Thoughts on Obeying the Law

I’m having a really hard time understanding the few people of America who have declared war on American police. Granted, there have been a hand full of shootings of Black youth/young men by the police. I’m not addressing those events here. I’m talking about the ambushes of policemen and policewomen who are doing their jobs, namely helping those in trouble or preventing trouble before it starts. The men and women in blue that are hurt or injured are victims of senseless crimes just like anyone else in those circumstances.
I’m watching America deteriorate into a jumble of us vs. them groups. Pick any issue and you will find two opposing groups who feel each feel strongly that theirs is the only way. And any of those opposing groups have members who will stop at nothing to make their point. Even to the point of killing those who do not agree.
It’s sad that we’ve traded respect for differing opinions and civil debate for violence and a my-way-or-you-die philosophy (sounds similar to ISIS, doesn’t it). What happened?
Here’s my own theory. I’ll steal from a sermon I heard two weeks ago at our church camp meeting. The word ‘obey’ has become a four-letter word. No one wants to do it. Many have never had to do it before. Maybe they don’t know the meaning of the word. Maybe they don’t know how to obey.
Politicians don’t obey laws. People don’t obey laws either. People don’t obey warnings or instructions. Children don’t obey parents. People don’t obey the police warnings. After not obeying, people wonder why they get shot, put in jail, or get ruffed up. It’s called consequences of your actions. When you don’t obey when you should, consequences can be very harsh.

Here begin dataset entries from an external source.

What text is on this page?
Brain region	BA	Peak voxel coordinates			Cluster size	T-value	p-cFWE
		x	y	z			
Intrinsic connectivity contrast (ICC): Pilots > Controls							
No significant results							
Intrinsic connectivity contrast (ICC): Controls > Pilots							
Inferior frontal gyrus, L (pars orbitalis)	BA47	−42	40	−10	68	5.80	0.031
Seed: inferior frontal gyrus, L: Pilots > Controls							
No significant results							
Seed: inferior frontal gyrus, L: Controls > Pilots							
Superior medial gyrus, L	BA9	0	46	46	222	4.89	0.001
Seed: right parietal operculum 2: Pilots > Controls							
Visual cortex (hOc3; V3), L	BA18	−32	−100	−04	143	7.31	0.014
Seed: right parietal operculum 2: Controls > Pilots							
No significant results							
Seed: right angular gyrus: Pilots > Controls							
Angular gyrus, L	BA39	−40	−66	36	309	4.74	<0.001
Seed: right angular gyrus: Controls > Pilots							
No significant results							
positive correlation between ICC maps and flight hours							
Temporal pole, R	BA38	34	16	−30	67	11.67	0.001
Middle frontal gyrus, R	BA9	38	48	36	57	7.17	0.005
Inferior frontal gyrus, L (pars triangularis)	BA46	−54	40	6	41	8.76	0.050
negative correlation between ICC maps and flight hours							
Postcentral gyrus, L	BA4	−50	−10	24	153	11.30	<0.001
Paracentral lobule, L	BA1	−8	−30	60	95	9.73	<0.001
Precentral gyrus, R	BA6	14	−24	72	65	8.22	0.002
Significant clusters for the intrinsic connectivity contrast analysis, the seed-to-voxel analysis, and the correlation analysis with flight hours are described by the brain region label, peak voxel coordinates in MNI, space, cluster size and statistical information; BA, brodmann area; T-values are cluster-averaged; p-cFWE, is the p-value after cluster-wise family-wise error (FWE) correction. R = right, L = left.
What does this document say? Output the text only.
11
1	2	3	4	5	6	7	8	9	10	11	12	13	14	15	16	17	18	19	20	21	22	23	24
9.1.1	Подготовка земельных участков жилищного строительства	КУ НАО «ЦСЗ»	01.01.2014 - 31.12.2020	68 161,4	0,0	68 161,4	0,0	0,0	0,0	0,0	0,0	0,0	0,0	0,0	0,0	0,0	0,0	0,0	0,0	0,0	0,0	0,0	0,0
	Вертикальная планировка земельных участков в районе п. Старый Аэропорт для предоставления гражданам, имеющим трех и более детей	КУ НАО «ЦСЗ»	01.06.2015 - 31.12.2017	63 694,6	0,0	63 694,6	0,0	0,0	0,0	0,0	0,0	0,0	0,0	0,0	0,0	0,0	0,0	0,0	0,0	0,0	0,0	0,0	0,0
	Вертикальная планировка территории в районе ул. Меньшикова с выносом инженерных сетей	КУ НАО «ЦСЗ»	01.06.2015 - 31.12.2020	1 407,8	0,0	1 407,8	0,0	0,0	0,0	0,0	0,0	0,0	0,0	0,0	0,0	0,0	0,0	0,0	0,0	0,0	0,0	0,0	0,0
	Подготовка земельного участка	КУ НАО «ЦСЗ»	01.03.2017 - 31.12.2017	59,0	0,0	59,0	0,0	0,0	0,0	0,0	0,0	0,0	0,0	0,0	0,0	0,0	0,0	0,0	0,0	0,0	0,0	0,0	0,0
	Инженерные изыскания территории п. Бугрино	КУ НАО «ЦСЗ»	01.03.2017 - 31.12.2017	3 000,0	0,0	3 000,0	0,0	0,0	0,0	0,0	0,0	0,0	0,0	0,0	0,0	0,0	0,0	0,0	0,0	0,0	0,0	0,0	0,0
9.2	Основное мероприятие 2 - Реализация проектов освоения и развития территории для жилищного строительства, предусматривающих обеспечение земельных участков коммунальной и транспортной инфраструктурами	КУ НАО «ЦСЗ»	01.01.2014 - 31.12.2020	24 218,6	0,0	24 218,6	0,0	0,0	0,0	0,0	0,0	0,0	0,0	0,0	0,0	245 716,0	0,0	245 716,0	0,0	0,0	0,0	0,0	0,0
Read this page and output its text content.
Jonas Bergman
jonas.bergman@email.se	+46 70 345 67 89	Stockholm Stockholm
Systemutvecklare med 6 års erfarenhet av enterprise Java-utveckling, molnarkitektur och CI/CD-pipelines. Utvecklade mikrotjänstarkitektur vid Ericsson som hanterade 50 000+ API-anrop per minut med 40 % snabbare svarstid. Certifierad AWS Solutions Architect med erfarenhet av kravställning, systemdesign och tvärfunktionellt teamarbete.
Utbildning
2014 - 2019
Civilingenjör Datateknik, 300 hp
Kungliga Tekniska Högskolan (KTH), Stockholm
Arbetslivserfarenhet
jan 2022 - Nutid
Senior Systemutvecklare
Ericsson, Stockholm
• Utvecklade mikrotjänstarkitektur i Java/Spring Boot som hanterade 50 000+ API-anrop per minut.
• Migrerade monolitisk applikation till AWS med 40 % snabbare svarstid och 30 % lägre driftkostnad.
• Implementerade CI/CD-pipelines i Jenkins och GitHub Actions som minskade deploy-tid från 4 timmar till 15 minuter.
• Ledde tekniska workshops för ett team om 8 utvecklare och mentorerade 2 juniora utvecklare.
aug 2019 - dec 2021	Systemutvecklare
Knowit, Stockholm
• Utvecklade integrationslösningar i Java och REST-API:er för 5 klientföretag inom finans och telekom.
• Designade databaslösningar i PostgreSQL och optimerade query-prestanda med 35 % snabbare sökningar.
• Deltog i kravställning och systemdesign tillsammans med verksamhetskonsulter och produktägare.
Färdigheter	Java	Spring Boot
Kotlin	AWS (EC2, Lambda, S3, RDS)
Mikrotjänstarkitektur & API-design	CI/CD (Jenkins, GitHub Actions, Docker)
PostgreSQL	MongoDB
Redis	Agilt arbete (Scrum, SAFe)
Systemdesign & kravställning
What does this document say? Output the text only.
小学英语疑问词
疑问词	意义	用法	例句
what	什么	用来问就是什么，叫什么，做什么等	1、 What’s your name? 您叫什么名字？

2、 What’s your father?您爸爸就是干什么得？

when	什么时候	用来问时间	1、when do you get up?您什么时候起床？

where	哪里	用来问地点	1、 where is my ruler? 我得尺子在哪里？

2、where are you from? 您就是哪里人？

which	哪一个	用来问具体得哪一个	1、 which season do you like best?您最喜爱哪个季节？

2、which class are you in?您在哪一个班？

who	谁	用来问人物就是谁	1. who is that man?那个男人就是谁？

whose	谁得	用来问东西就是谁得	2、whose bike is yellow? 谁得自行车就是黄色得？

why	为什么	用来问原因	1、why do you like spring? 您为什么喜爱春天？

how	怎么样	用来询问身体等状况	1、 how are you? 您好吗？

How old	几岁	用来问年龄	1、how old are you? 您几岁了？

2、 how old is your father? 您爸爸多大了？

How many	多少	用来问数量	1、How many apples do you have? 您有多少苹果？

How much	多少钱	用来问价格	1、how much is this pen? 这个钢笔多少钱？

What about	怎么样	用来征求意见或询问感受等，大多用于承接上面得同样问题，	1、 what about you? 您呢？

Maybe more people should try obeying. Do what you’re told by those in authority. The consequences may turn out much better. If told to do something you don’t like, try obeying, then proving later in a calmer and safer environment why you were wronged. There are avenues and methods to protest that don’t involve looting, killing, or destroying. Maybe people will discover there’s a better way to resolve conflict. Maybe they’ll discover we all have a right to our opinions. We can agree to disagree. Or maybe we’ll destroy our own country trying to prove our point of view. It would be a sad ending to the great experiment of democracy.